Dessa forma, o ICPC 09 corrobora com o entendimento do CPC 15, na questão de que não há nova combinação de negócios, e nova base contábil para reconhecimento de ativos ou passivos adquiridos em caso de aquisição adicional de participação, quando a adquirente possui o controle anterior da empresa adquirida. Sendo que a variação na participação é considerada uma transação entre sócios (transação patrimonial), e não como uma transação operacional.
É importante destacar que, sob a ótica fiscal, a Lei 12.973/14, ou outra norma, não tratou especificamente da aquisição de participação societária adicional por pessoa jurídica controladora.
Assim, juristas defendem, que não havendo regramento tributário específico, devem ser aplicadas as regras gerais quanto à segregação do custo de aquisição em mais ou menos valia de ativos, goodwill ou compra vantajosa.
Ou seja, seria mais uma hipótese onde a norma contábil se distância da regra fiscal.
O CPC 15 (15) também menciona sobre combinação de negócios realizada em estágios, modalidade na qual a Entidade adquire o controle de outra em etapas sucessivas, ou seja, inicialmente adquire uma participação minoritária e, posteriormente, passa a deter o controle.
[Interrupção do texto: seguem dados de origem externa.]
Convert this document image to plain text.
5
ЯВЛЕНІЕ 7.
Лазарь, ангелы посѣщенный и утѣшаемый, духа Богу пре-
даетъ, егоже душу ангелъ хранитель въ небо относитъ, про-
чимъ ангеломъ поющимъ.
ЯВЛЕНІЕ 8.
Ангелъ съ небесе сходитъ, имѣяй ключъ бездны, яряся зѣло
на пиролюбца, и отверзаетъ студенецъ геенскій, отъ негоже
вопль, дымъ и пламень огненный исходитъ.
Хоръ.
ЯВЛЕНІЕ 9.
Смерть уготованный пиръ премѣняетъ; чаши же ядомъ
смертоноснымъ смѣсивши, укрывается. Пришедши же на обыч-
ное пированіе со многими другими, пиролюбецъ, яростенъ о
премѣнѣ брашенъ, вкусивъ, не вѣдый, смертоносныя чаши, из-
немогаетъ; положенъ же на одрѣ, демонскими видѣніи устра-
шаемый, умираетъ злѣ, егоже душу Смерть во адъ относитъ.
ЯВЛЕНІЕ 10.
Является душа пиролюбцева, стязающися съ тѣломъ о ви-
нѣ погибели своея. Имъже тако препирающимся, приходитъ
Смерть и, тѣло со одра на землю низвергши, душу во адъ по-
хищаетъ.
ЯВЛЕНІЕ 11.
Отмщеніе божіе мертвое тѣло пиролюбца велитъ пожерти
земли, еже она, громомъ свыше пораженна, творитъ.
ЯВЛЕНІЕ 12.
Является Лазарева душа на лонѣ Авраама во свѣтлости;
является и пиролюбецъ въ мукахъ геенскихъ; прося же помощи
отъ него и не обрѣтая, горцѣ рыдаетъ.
Essa modalidade de combinação de negócios não foi objeto deste artigo e possui tratativa diferenciada de quando há uma aquisição de controle direto.
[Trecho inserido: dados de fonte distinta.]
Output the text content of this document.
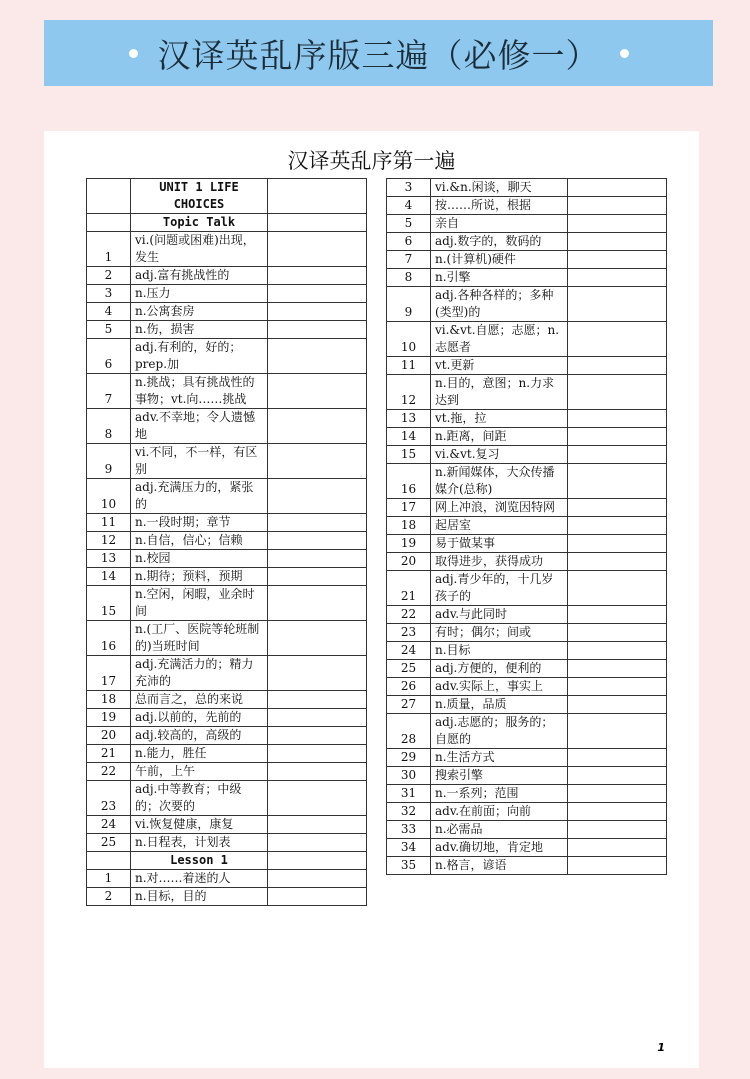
汉译英乱序版三遍（必修一）
汉译英乱序第一遍
	UNIT 1 LIFE CHOICES	
	Topic Talk	
1	vi.(问题或困难)出现，发生	
2	adj.富有挑战性的	
3	n.压力	
4	n.公寓套房	
5	n.伤，损害	
6	adj.有利的，好的；prep.加	
7	n.挑战；具有挑战性的事物；vt.向……挑战	
8	adv.不幸地；令人遗憾地	
9	vi.不同，不一样，有区别	
10	adj.充满压力的，紧张的	
11	n.一段时期；章节	
12	n.自信，信心；信赖	
13	n.校园	
14	n.期待；预料，预期	
15	n.空闲，闲暇，业余时间	
16	n.(工厂、医院等轮班制的)当班时间	
17	adj.充满活力的；精力充沛的	
18	总而言之，总的来说	
19	adj.以前的，先前的	
20	adj.较高的，高级的	
21	n.能力，胜任	
22	午前，上午	
23	adj.中等教育；中级的；次要的	
24	vi.恢复健康，康复	
25	n.日程表，计划表	
	Lesson 1	
1	n.对……着迷的人	
2	n.目标，目的	
3	vi.&n.闲谈，聊天	
4	按……所说，根据	
5	亲自	
6	adj.数字的，数码的	
7	n.(计算机)硬件	
8	n.引擎	
9	adj.各种各样的；多种(类型)的	
10	vi.&vt.自愿；志愿；n.志愿者	
11	vt.更新	
12	n.目的，意图；n.力求达到	
13	vt.拖，拉	
14	n.距离，间距	
15	vi.&vt.复习	
16	n.新闻媒体，大众传播媒介(总称)	
17	网上冲浪，浏览因特网	
18	起居室	
19	易于做某事	
20	取得进步，获得成功	
21	adj.青少年的，十几岁孩子的	
22	adv.与此同时	
23	有时；偶尔；间或	
24	n.目标	
25	adj.方便的，便利的	
26	adv.实际上，事实上	
27	n.质量，品质	
28	adj.志愿的；服务的；自愿的	
29	n.生活方式	
30	搜索引擎	
31	n.一系列；范围	
32	adv.在前面；向前	
33	n.必需品	
34	adv.确切地，肯定地	
35	n.格言，谚语	
1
Devido aos inúmeros desdobramentos envolvendo o tratamento tributário diferente do tratamento contábil, sugerimos uma minuciosa avaliação em cada caso concreto. Voltando ao ponto da elaboração de laudo de alocação do preço de aquisição (PPA), reiteramos que não se trata apenas de uma formalidade contábil, mas de uma exigência com efeitos concretos na apuração de tributos e na conformidade regulatória das operações de combinação de negócios. A ausência de um laudo técnico bem fundamentado pode comprometer a eficiência tributária e expor a empresa a riscos fiscais. Diante disso, é altamente recomendável que empresas que realizam aquisições de controladas contem com apoio especializado para a elaboração do laudo de PPA, assegurando não apenas o cumprimento das normas contábeis e fiscais, mas também a integridade e a transparência de suas demonstrações financeiras.